Q&A: Jesse Razaqpur, the artisanal whiskey distiller who sued the LCBO

Q&A: Jesse Razaqpur, the artisanal whiskey distiller who sued the LCBO

Jesse Razaqpur is a Bay Street lawyer by day, artisanal hooch maker by night. His latest move: suing the LCBO for outrageous price gouging

Jesse Razaqpur (Image: Erin Leydon)

You and your partner, Charles Benoit, run the Toronto Distillery Company in the Junction. You recently sued the LCBO, claiming that they charge an unconstitutional markup on the alcohol you sell in your shop. What’s your case?
The LCBO charge a 140 per cent markup, which is fine for the bottles in their stores. But for the ones we sell ourselves, we pay for our trucks, employees, bricks and mortar. We believe that constitutes taxation without representation, because Queen’s Park never legislated it.

How much do you get after the markup?
We sell each bottle for $33.34 and have to pay $19.51 to the LCBO. That leaves us $13.83 to cover our overhead, including the cost of making the alcohol—buying the grain, the bottles, the corks. At the end of the day, there’s very little left over.

Sadly for you, the provincial court sided with the LCBO in early April. On a scale of resigned to aghast, how surprised were you by the verdict?
We were disappointed. The judge ruled that since we signed a contract with the LCBO to get our licence, the alcohol was their property and they could impose whatever markup they wanted.

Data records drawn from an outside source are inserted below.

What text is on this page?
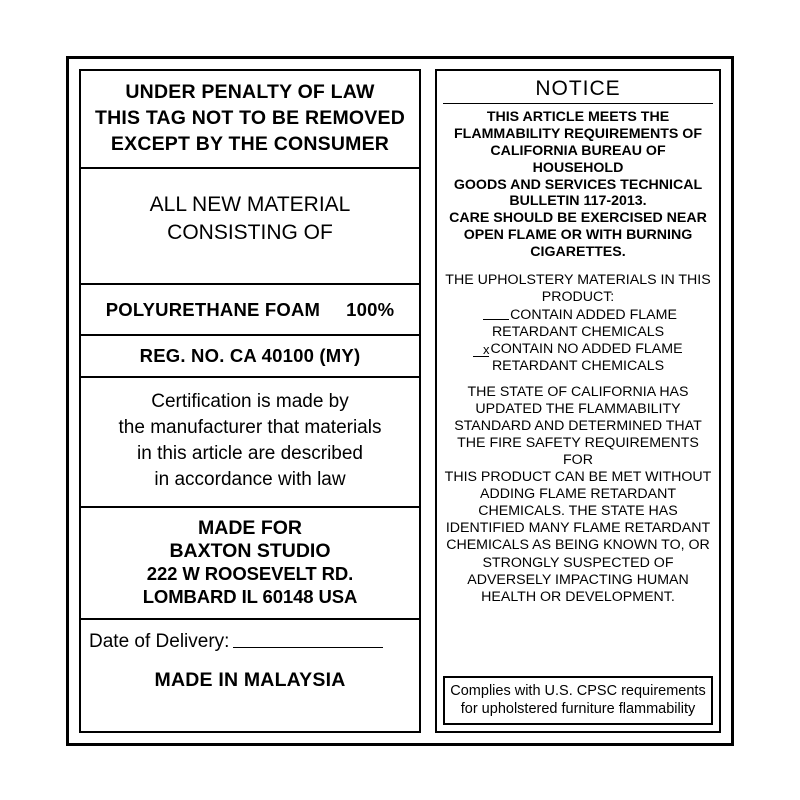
UNDER PENALTY OF LAW
THIS TAG NOT TO BE REMOVED
EXCEPT BY THE CONSUMER
ALL NEW MATERIAL
CONSISTING OF
POLYURETHANE FOAM 100%
REG. NO. CA 40100 (MY)
Certification is made by
the manufacturer that materials
in this article are described
in accordance with law
MADE FOR
BAXTON STUDIO
222 W ROOSEVELT RD.
LOMBARD IL 60148 USA
Date of Delivery:
MADE IN MALAYSIA
NOTICE
THIS ARTICLE MEETS THE
FLAMMABILITY REQUIREMENTS OF
CALIFORNIA BUREAU OF HOUSEHOLD
GOODS AND SERVICES TECHNICAL
BULLETIN 117-2013.
CARE SHOULD BE EXERCISED NEAR
OPEN FLAME OR WITH BURNING
CIGARETTES.
THE UPHOLSTERY MATERIALS IN THIS
PRODUCT:
CONTAIN ADDED FLAME
RETARDANT CHEMICALS
xCONTAIN NO ADDED FLAME
RETARDANT CHEMICALS
THE STATE OF CALIFORNIA HAS
UPDATED THE FLAMMABILITY
STANDARD AND DETERMINED THAT
THE FIRE SAFETY REQUIREMENTS FOR
THIS PRODUCT CAN BE MET WITHOUT
ADDING FLAME RETARDANT
CHEMICALS. THE STATE HAS
IDENTIFIED MANY FLAME RETARDANT
CHEMICALS AS BEING KNOWN TO, OR
STRONGLY SUSPECTED OF
ADVERSELY IMPACTING HUMAN
HEALTH OR DEVELOPMENT.
Complies with U.S. CPSC requirements
for upholstered furniture flammability
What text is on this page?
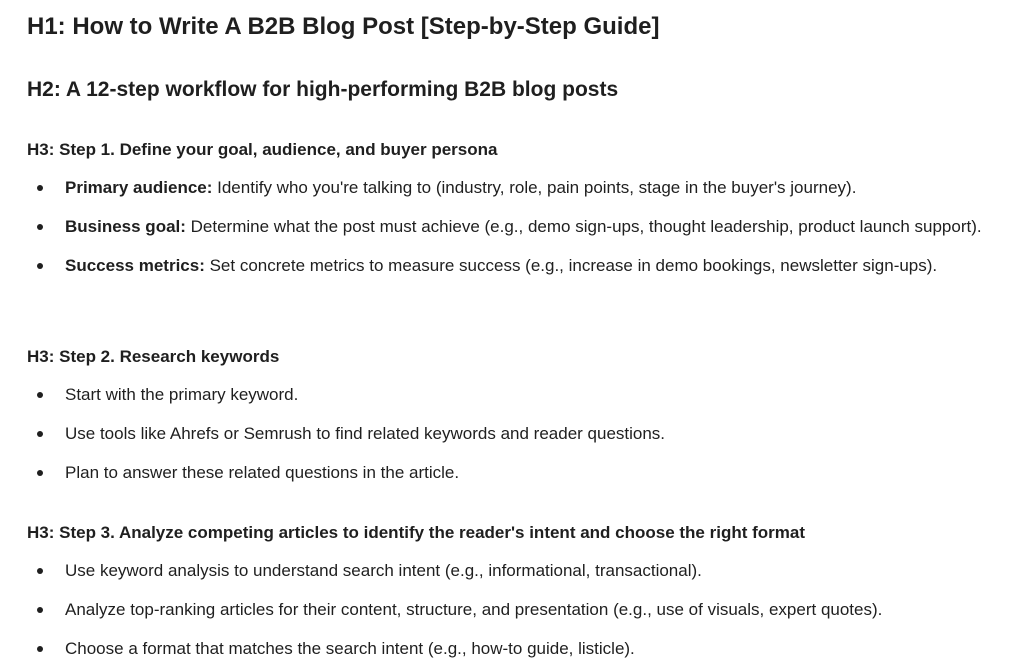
H1: How to Write A B2B Blog Post [Step-by-Step Guide]
H2: A 12-step workflow for high-performing B2B blog posts
H3: Step 1. Define your goal, audience, and buyer persona
Primary audience: Identify who you're talking to (industry, role, pain points, stage in the buyer's journey).
Business goal: Determine what the post must achieve (e.g., demo sign-ups, thought leadership, product launch support).
Success metrics: Set concrete metrics to measure success (e.g., increase in demo bookings, newsletter sign-ups).
H3: Step 2. Research keywords
Start with the primary keyword.
Use tools like Ahrefs or Semrush to find related keywords and reader questions.
Plan to answer these related questions in the article.
H3: Step 3. Analyze competing articles to identify the reader's intent and choose the right format
Use keyword analysis to understand search intent (e.g., informational, transactional).
Analyze top-ranking articles for their content, structure, and presentation (e.g., use of visuals, expert quotes).
Choose a format that matches the search intent (e.g., how-to guide, listicle).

Are you planning to fight it?
There are solid grounds for an appeal. We were forced to enter into the contract—if we didn’t, we wouldn’t have a retail licence. We haven’t decided yet, but either way, this case did a lot of good. The Wynne government announced that they intend to replace the markup for distillery retail stores with a legislated tax. We lost the battle here, but we may be winning the war.

So which came first: the booze business or the bootlegger fashion?
I grew the moustache in the summer of 2008, between finishing law school at Osgoode and starting at a firm in New York. The day before I began, I met with one of the lawyers who recruited me. She was horrified. “You are not starting at this firm with that,” she said. I shaved the moustache off but grew it back when I returned to Canada in 2011.

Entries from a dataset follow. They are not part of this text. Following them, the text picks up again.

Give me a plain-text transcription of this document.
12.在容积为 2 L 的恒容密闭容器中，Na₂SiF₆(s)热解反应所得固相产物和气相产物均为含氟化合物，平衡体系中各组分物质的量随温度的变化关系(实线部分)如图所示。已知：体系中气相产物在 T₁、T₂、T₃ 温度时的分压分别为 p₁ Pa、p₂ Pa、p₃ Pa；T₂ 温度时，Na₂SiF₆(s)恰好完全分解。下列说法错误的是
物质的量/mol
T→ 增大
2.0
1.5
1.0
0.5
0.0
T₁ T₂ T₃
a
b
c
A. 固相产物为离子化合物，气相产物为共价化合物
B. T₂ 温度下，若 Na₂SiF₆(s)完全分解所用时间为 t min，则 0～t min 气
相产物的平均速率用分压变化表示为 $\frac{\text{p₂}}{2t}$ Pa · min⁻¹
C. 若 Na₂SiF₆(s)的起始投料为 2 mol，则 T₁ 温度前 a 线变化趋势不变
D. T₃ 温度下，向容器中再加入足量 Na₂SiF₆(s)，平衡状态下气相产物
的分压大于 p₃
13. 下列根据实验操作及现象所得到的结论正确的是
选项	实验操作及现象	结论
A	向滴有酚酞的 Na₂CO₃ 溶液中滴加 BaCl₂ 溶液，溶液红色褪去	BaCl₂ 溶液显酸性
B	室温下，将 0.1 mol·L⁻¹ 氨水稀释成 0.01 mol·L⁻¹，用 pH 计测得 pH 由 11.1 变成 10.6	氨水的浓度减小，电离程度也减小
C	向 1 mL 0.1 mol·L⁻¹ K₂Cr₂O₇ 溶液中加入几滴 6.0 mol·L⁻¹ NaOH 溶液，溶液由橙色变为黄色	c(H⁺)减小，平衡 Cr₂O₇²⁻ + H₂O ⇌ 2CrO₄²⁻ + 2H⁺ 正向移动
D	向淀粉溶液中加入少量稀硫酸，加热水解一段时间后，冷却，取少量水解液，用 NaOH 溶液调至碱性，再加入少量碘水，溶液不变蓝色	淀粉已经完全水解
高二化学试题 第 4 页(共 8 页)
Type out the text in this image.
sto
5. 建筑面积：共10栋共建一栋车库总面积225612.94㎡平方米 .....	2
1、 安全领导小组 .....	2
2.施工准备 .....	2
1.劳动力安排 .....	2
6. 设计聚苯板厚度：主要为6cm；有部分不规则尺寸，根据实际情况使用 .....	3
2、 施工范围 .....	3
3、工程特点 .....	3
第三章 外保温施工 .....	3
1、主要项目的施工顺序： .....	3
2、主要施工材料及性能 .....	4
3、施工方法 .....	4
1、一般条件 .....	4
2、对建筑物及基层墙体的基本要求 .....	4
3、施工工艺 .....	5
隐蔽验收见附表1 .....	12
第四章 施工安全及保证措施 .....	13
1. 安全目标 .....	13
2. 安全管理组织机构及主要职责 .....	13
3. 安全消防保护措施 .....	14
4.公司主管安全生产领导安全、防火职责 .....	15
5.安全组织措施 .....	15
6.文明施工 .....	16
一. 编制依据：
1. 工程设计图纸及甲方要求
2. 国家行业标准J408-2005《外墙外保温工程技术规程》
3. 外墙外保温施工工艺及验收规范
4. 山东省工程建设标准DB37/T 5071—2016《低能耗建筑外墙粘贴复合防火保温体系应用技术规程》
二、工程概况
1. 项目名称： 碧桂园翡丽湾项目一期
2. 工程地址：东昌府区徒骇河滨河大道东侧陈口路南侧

I imagine a strategic moustache twirl could play to your advantage in court.
It’s worked before. The moustache looks good with the gowns, too.

What was the inspiration?
It was Lord Kitchener—the “I want you” guy in ads for the British army. I was looking at the poster one day and thought, wow, that’s a great moustache.

And where do you get your suits?
I’ve been going to my tailor, Bal, at his shop behind city hall for years. I’m the kind of person who’ll tell him, “I want my lapels to be this wide, I want a ticket pocket here.” I’ve probably annoyed him a lot over the years.

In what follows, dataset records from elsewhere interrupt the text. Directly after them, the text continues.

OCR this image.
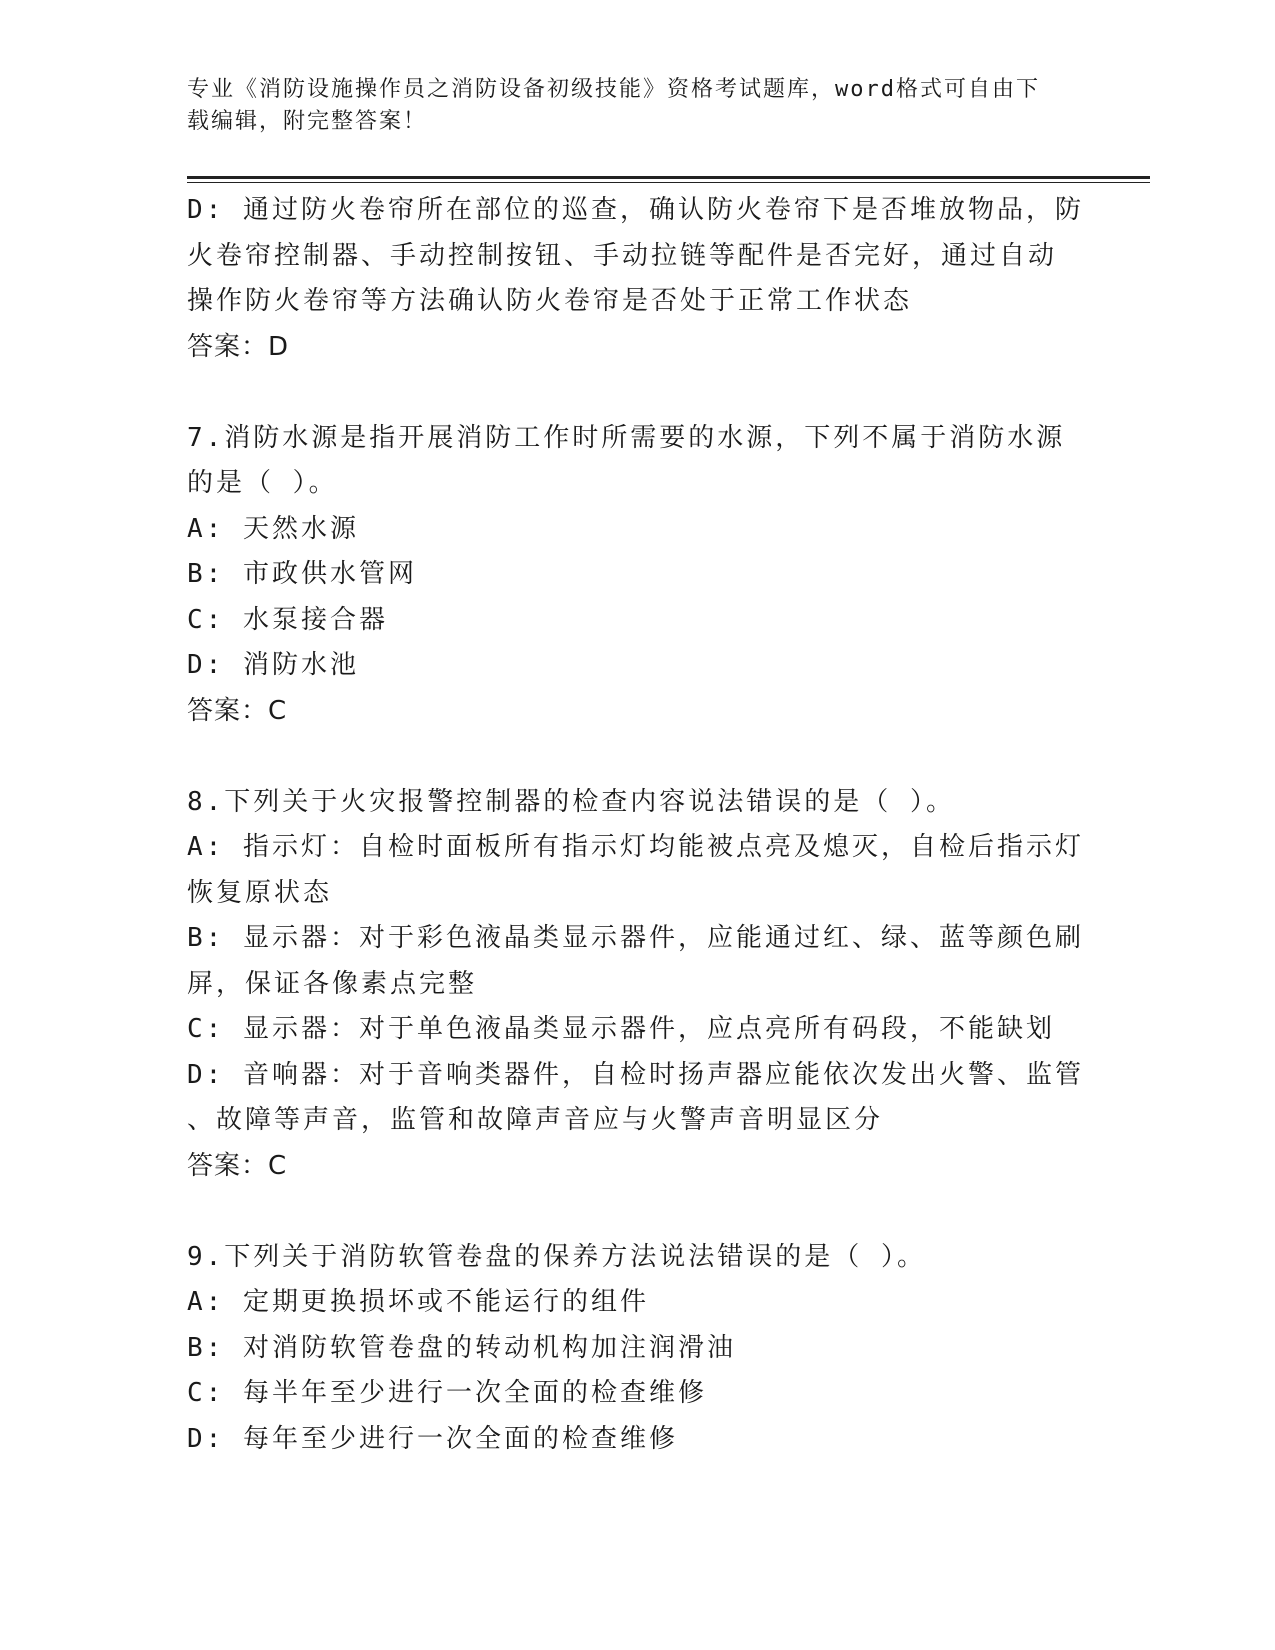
专业《消防设施操作员之消防设备初级技能》资格考试题库，word格式可自由下
载编辑，附完整答案！
D: 通过防火卷帘所在部位的巡查，确认防火卷帘下是否堆放物品，防
火卷帘控制器、手动控制按钮、手动拉链等配件是否完好，通过自动
操作防火卷帘等方法确认防火卷帘是否处于正常工作状态
答案：D
7.消防水源是指开展消防工作时所需要的水源，下列不属于消防水源
的是（ ）。
A: 天然水源
B: 市政供水管网
C: 水泵接合器
D: 消防水池
答案：C
8.下列关于火灾报警控制器的检查内容说法错误的是（ ）。
A: 指示灯：自检时面板所有指示灯均能被点亮及熄灭，自检后指示灯
恢复原状态
B: 显示器：对于彩色液晶类显示器件，应能通过红、绿、蓝等颜色刷
屏，保证各像素点完整
C: 显示器：对于单色液晶类显示器件，应点亮所有码段，不能缺划
D: 音响器：对于音响类器件，自检时扬声器应能依次发出火警、监管
、故障等声音，监管和故障声音应与火警声音明显区分
答案：C
9.下列关于消防软管卷盘的保养方法说法错误的是（ ）。
A: 定期更换损坏或不能运行的组件
B: 对消防软管卷盘的转动机构加注润滑油
C: 每半年至少进行一次全面的检查维修
D: 每年至少进行一次全面的检查维修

How did you start making moonshine?
It began with my partner, Charles, who is a childhood friend. He’s an international trade lawyer and had been doing work for the American Distilling Institute. We’d both always loved spirits and thought, why isn’t anyone making small-batch whiskey here? It turned out the legal barriers were hard to navigate. Luckily, we’re both lawyers.

You operate out of the Junction, which was dry until 1997. Now it’s a hub for indie breweries. Why is it so popular?
It’s one of the few areas left in the city that still has the appropriate industrial zoning for a distillery. Our building was the Canada Bread factory up until the year we moved in. Then it was subdivided, and we saw a bunch of interesting businesses coming in: we have a brewery next door, a guy who makes handcrafted English leather products, an online poster company.

You make the standards—whiskey, rye and gin—but you also have some funky products. Tell me about the beet alcohol.
It has a unique, earthy smell—like a field after it’s rained. It mixes well with ginger beer and lime. We call it a beet and stormy.

I’d drink that. Any failed experiments?
We tried a pumpkin-spiced whiskey, but it didn’t give us the flavours we wanted. We also did a sweet potato whiskey. It smelled like caramelized vegetables—quite pleasant—but we couldn’t get sweet potatoes at a price that made sense.

You and Charles are both still practising law—you do criminal, he still does international trade. Any plans to give it up if things go well?
This is our baby, but there’s nothing like standing in a courtroom cross-examining a witness. I’m happy to be the gentleman barrister who runs a whiskey distillery.